I make it £23.30 to the nearest penny, so I reckon you're about OK. I don't know that I really understand your working, though. Here's how I did it:

At the end of month 1, the amount owing = $\displaystyle 500\times\frac{1211}{1200}-m$

At the end of month 2, when we simplify the expression, the amount owing = $\displaystyle 500\times\Big(\frac{1211}{1200}\Big)^2-\Big(m+m\times\frac{1211}{1200}\Big)$

At the end of month 3, the amount owing = $\displaystyle 500\times\Big(\frac{1211}{1200}\Big)^3-\Big(m+m\times\frac{1211}{1200}+m\times\Big(\frac{ 1211}{1200}\Big)^2\Big)$

... and so on.

The expression in the bracket is a GP, first term $\displaystyle m$, common ratio $\displaystyle \frac{1211}{1200}$, sum to 24 terms = $\displaystyle m\frac{\Big(\dfrac{1211}{1200}\Big)^{24}-1}{\dfrac{1211}{1200}-1}$

If the sum owing at the end of month 24 is zero, then:

$\displaystyle 500\times\Big(\frac{1211}{1200}\Big)^{24} - m\frac{\Big(\dfrac{1211}{1200}\Big)^{24}-1}{\dfrac{1211}{1200}-1}=0$

...which you then solve, giving £23.30 to the nearest penny.

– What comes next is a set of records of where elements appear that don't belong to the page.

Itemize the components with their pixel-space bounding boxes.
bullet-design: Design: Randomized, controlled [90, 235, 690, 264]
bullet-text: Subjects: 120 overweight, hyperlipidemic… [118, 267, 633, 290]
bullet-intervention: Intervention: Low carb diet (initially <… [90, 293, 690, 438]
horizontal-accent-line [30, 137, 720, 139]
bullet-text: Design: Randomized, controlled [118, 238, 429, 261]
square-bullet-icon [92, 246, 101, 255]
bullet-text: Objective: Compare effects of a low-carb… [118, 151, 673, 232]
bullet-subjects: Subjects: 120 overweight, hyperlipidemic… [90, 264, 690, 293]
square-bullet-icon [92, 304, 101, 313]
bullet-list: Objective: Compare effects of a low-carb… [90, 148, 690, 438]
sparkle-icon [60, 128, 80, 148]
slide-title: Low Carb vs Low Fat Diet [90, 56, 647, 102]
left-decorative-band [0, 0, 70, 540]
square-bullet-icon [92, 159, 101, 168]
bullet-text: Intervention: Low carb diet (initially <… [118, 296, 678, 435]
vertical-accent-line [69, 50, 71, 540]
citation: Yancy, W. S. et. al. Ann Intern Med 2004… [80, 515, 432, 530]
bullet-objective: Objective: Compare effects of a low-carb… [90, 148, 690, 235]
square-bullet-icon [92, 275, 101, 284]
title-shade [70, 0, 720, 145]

7. are you sure its not to 23 terms?
what do you not understand in my working?

Plus he IS using the equivalent of 23 terms:
the divisor (1211/1200 - 1) can be moved to the numerator as (1211/1200 - 1)^(-1)

9. Hello furor celtica
Originally Posted by furor celtica
are you sure its not to 23 terms?
what do you not understand in my working?

First, since you're a regular contributor to Math Help Forum, learn to use LaTeX - it makes things so much easier to follow!

Second, explain your working more clearly; say what you mean by S1, S2, ... for instance.

As to your actual method, if S1 means the amount still owing after the first monthly payment has been made, this is not correct. You have taken off the payment first, and then worked out the interest payable on the balance. This would be correct if the first payment were made at the beginning of the month (i.e. as soon as the loan is taken out), but it's not. It's made at the end of the month. Therefore interest is charged on the whole £500 for the first month. And so on in each subsequent month.

This is why your repayments are a penny or two less than they should be.

And, yes, I am sure that the GP has 24 terms, not 23.